Быть таким рекламным атеистом легко (или легче), когда ты далек от последней черты, но когда эта черта проводит всю углубляющуюся тень на твоем лице, быть непреклонным и уверенным в себе куда как труднее. Я все последние месяцы всматривался в нее, все с большим удивлением отмечая в ней ту силу, о существовании которой даже не подозревал. Она же была не настырной, не задиристой, но с течением времени стала куда с большим тщанием подбирать слова, она явно думала прежде, чем сказать что-то.
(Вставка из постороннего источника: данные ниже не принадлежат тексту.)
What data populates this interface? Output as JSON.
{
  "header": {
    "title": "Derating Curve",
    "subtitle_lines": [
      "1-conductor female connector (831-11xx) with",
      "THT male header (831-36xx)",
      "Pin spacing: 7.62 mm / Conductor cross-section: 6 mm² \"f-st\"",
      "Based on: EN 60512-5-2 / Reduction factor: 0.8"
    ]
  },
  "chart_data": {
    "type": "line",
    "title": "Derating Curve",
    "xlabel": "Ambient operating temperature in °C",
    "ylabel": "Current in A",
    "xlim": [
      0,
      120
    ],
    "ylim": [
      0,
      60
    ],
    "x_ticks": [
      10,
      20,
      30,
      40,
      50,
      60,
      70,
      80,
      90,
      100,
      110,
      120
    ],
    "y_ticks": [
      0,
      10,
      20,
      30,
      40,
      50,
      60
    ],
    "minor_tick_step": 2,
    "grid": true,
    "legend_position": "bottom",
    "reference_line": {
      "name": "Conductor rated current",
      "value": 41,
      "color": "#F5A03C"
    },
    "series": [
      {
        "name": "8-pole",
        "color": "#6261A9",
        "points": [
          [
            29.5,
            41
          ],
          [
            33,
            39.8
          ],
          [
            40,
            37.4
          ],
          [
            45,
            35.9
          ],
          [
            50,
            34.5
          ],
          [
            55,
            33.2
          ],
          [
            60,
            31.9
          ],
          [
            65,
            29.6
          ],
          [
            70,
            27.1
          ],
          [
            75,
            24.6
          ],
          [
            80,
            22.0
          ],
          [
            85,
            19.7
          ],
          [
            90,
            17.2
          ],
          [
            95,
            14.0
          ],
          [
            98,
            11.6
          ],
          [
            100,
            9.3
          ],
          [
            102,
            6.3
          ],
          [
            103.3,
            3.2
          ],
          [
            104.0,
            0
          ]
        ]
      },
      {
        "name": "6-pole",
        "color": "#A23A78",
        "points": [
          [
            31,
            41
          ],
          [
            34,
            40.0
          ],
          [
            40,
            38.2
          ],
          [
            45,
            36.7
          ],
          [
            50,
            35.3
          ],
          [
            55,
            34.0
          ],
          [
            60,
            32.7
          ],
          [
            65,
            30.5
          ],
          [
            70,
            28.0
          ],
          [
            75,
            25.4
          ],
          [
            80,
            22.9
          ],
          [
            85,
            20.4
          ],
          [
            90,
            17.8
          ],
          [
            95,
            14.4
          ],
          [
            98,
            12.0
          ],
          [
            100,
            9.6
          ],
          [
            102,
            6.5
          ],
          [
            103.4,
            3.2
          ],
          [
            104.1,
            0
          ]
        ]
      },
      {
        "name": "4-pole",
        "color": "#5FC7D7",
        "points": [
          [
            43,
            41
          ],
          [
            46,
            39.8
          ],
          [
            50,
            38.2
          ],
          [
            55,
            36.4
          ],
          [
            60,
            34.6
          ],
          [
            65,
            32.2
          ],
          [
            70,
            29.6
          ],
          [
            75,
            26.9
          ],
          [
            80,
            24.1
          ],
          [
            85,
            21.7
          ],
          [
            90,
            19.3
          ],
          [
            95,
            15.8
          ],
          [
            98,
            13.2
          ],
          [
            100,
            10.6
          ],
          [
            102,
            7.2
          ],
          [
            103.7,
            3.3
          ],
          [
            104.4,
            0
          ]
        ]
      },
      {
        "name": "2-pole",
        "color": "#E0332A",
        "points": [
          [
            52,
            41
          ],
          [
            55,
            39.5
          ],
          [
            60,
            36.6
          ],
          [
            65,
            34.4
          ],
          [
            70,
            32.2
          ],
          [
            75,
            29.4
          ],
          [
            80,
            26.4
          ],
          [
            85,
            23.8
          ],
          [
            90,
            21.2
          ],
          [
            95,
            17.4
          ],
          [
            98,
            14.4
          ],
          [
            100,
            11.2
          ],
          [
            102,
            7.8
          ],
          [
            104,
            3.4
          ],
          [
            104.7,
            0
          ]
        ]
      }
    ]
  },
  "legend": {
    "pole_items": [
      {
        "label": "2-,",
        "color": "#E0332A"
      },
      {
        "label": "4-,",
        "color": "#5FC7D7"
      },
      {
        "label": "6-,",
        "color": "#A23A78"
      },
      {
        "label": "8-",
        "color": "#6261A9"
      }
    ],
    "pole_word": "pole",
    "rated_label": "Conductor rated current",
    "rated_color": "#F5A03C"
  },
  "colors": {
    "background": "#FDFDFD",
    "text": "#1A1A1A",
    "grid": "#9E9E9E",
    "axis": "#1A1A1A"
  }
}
И стала несравнимо более отчётливой, нежели была когда-то, когда мы только поженились, и принимали у себя еженедельных гостей. Я видел, как она стала спокойнее и отчетливее говорить и писать, у нее вырабатывался какой-то новый лапидарный стиль письма.

В последний месяц, когда ей стало совсем плохо, она перестала отвечать на письма и эсэмэски от близких подруг, и когда я предлагал, давай, я напишу им, неудобно не отвечать, она говорила: станет получше, тогда и отвечу. Наговори, я запишу – предлагал я: нет, я сама, когда придет время. Время не пришло, но она была точной и отчетливой до последнего мгновения – ни разу не испугалась, ни разу не запаниковала, ни разу не потеряла своего лица. Мне, возможно, было бы даже легче или понятнее, если бы она обнаружила свою слабость, более чем естественную в такой ситуации. Но нет, до последнего вздоха – спокойная отчётливость и выдержка.

Конечно, ей было нелегко со мной, я говорил и формулировал намного быстрее, больше читал, и, значит, невольно или вольно подсказывал ей ответы, которые она искала. Но она молча принимала их к сведению, и шла своей дорогой. Она была готова к длинной и большой жизни, она не сломалась, она была сильнее, намного сильнее, чем я думал и, скорее всего, сильнее меня. Потому что быть сильным в сильной доминирующей позиции куда как проще, чем сохранить силу и присутствие духа, когда твоя жизнь летит под откос.

Но в том-то и дело, что она не ощущала свою жизнь летящей под откос, она была готова сражаться и сражаться, преодолевая свою болезнь. Я уже приводил ее последние слова, сказанные в конце дня 31 декабря перед тем, как мы с женой Алеши Милой уходили после ее последнего дня, проведенного в сознании. «Все болеют, все поправляются». Она так формулировала себя в последние мгновения ее сознания, она так позиционировала себя в ситуации тяжелой болезни. Она не стелила соломку и не хваталась за соломинку, она просто и честно смотрела в лицо жизни, которая оказалась к ней столь сурова.

Сильная моя девочка, сильная и умная, и главное – растущая и меняющаяся в зависимости от этапа своей жизни, которая, получается, проходила не впустую, не зря. Моя дорогая, моя единственная, мой дыхательный аппарат: тебе бы жить и жить, чтобы меняться и оставаться собой. Но судьба повелела иначе, и нельзя было с большим достоинством принимать ее беспощадные удары. Смелая моя, моя девочка.